Defendants now move to compel Plaintiff to pursue her claims in individual arbitration, and to stay this action during the pendency of any resulting arbitration proceedings, pursuant to the Federal Arbitration Act. 9 U.S.C. §§ 1-16. II. LEGAL STANDARD The Federal Arbitration Act (“FAA”) provides that an arbitration clause “shall be valid, irrevocable, and enforceable, save upon such grounds as exist at law or in equity for the revocation of any contract.” 9 U.S.C. § 2. The FAA established a “liberal federal policy favoring arbitration agreements.” Epic Sys. Corp. v. Lewis, 138 S. Ct. 1612, 1621 (2018) (citation omitted).
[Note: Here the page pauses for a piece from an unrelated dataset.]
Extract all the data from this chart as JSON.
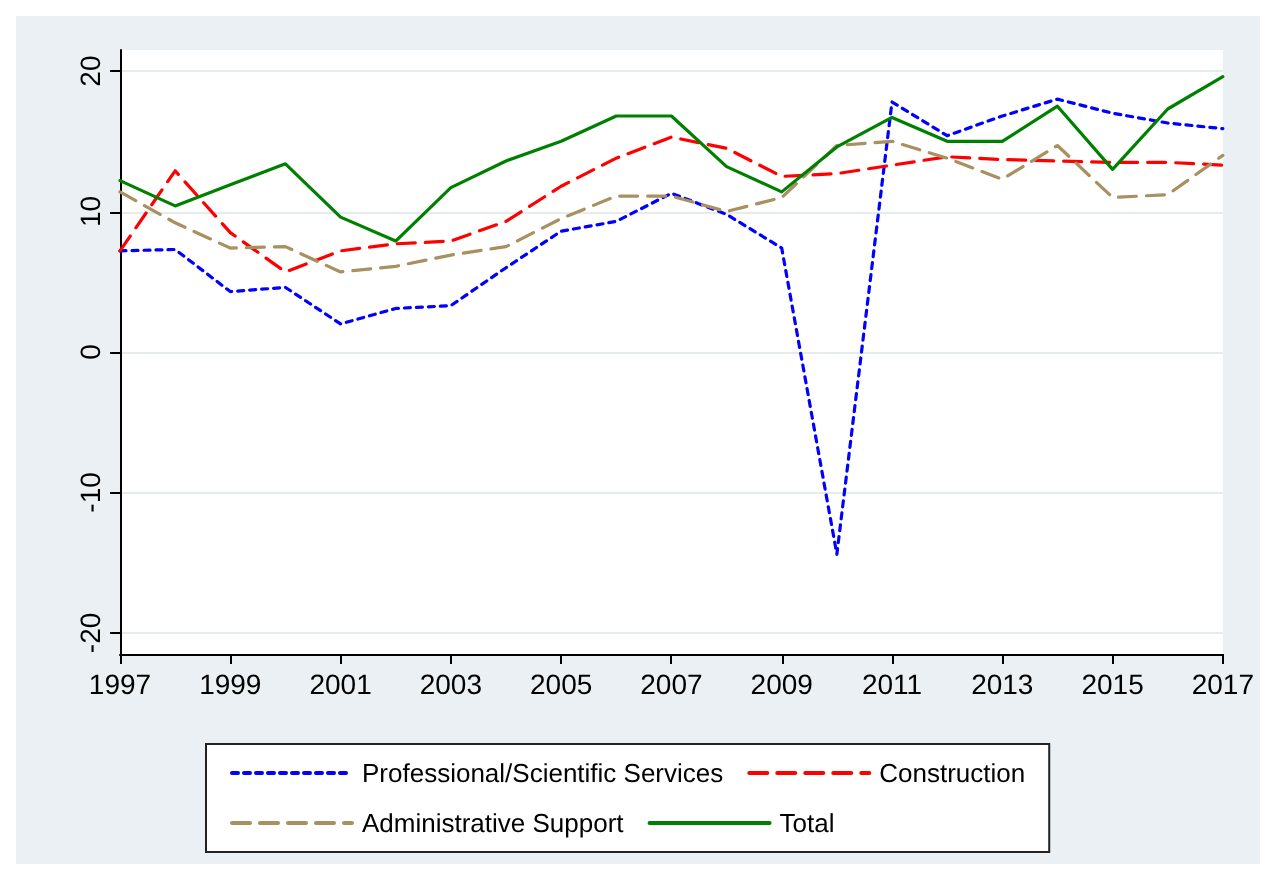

Courts must “rigorously” enforce arbitration agreements according to their terms. Id. Whether parties have agreed to submit a particular dispute to arbitration is typically an issue for judicial determination. Howsam v. Dean Witter Reynolds, Inc., 537 U.S. 79, 83 (2002). Such determinations are guided by, state law principles of contract formation. Zurich Am. Ins. Co. v. Watts Indus., Inc., 466 F.3d 577, 580 (7th Cir. 2006). Both Defendants

and Plaintiff agree that Illinois law governs; the Court will thus analyze contract issues using Illinois law. In Zurich American Insurance Co. v. Watts Industries, Inc., 466 F.3d 577, 580 (7th Cir.